J A-S made some extremely well observed comments on gardens at Chelsea and elsewhere and elicited some interesting responses. His experience with show gardens is immense and his coverage of almost every garden-based event is deeply impressive. He has an eagle eye, a strong and unerring aesthetic sense and phenomenal designing talent. Also, less common than it should be among designers, he knows his plants really well and has an unerring knack for assembling them to their best advantage.
In short, his designs allow the plants he deploys to speak with eloquence. Furthermore, he's willing to accommodate effete objects like the weak-kneed Rudbdeckia 'Herbstsonne' and not break into a sweat if the stems drunkenly subside, when in full autumn flower.
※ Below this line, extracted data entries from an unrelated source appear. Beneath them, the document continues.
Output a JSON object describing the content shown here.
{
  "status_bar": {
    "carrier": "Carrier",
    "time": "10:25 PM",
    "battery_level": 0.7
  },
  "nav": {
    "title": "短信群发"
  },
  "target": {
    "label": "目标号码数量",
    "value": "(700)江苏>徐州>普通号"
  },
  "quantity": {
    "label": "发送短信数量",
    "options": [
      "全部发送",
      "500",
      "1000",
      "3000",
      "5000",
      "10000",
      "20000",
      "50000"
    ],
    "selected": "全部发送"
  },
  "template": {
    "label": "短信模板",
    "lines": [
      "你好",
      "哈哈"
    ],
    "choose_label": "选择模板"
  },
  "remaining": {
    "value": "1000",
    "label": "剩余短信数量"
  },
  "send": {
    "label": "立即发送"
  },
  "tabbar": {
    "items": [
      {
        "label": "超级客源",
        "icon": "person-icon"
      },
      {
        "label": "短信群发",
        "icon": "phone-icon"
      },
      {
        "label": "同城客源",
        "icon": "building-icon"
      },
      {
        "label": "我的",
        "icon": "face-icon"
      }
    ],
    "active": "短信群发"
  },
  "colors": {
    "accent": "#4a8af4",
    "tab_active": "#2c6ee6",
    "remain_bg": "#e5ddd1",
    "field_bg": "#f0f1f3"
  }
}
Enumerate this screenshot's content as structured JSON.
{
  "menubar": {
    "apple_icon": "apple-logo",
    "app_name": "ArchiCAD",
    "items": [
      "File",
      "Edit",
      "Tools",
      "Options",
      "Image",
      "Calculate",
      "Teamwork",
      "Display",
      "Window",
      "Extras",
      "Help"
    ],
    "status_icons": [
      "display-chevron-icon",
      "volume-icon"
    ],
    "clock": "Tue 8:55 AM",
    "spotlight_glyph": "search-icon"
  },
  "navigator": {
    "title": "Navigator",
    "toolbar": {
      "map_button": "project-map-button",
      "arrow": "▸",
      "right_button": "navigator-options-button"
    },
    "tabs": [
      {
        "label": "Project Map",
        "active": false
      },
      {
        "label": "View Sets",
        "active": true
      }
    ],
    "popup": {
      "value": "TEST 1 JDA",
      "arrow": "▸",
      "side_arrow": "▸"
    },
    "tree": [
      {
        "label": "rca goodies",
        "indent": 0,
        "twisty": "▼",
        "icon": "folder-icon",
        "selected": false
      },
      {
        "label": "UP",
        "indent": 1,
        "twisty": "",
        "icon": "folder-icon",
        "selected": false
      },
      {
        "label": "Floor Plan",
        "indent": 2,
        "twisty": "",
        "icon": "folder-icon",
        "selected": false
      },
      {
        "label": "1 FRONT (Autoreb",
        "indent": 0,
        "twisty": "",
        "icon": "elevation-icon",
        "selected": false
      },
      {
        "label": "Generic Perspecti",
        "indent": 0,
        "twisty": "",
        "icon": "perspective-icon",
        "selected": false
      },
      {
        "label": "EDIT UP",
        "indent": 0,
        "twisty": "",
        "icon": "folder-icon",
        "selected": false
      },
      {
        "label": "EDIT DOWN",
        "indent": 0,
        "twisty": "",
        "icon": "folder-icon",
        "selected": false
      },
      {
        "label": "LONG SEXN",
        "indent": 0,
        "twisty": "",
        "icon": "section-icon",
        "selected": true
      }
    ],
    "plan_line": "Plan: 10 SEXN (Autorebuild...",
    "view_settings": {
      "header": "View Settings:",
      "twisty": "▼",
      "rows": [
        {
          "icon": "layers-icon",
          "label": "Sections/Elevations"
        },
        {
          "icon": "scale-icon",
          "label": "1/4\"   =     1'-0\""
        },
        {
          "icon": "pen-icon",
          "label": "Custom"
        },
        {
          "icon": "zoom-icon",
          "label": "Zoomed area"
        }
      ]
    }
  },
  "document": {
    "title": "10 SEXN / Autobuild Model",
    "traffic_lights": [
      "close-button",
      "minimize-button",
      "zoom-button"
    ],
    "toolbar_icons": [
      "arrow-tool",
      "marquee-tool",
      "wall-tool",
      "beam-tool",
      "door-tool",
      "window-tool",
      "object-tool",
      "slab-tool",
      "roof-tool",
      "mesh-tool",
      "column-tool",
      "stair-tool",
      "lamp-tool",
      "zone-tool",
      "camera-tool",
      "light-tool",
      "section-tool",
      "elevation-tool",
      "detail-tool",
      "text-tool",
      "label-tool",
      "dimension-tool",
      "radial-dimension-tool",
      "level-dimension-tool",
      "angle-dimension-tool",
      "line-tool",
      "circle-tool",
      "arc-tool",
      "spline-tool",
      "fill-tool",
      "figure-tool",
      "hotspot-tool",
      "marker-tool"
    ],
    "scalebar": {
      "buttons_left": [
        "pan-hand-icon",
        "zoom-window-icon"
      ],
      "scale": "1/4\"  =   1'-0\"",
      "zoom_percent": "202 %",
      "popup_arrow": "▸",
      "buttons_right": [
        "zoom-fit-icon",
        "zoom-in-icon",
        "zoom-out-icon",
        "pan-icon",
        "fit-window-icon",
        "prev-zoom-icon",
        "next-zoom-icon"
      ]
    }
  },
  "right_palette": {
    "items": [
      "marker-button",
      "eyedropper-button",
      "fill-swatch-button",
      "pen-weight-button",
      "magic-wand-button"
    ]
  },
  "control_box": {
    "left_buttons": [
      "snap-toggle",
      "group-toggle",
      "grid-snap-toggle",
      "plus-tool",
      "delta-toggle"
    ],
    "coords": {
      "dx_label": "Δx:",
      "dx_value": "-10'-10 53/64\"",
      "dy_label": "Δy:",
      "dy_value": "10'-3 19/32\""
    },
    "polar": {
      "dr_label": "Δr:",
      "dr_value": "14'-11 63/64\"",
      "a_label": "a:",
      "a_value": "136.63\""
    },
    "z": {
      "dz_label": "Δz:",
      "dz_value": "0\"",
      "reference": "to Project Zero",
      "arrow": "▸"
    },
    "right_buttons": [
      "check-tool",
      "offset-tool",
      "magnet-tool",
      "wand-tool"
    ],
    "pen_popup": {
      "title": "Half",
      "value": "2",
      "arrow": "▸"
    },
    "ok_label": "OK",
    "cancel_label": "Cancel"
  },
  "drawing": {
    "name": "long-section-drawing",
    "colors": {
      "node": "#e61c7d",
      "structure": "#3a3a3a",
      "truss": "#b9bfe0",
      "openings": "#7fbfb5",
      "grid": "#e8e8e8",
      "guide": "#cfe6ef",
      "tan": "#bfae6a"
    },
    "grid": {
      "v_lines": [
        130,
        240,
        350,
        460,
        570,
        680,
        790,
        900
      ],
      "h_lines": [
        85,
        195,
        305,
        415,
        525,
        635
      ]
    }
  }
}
But instead of commenting, politely, about his views, with which I fully concur, I suffered from a hot flush - or in American a 'hot flash' - and reacted rather emotionally to something else.
It happened like this:
He mentioned that he's been included in a list, drawn up by a magazine, of what they call The Twenty Best Designers, or something along those lines. He deserves to be lauded, and if there has to be a categorisation of this kind, I'd expect to see him absolutely up there. In the top five, even. But that's not the point.
This is the point: there's something about the current fashion for ranking things that really gets my goat. Broadcasters are particularly bad at this, holding big surveys of viewers, or getting gangs of intellectual knobs to discuss and come up with the best of this or that.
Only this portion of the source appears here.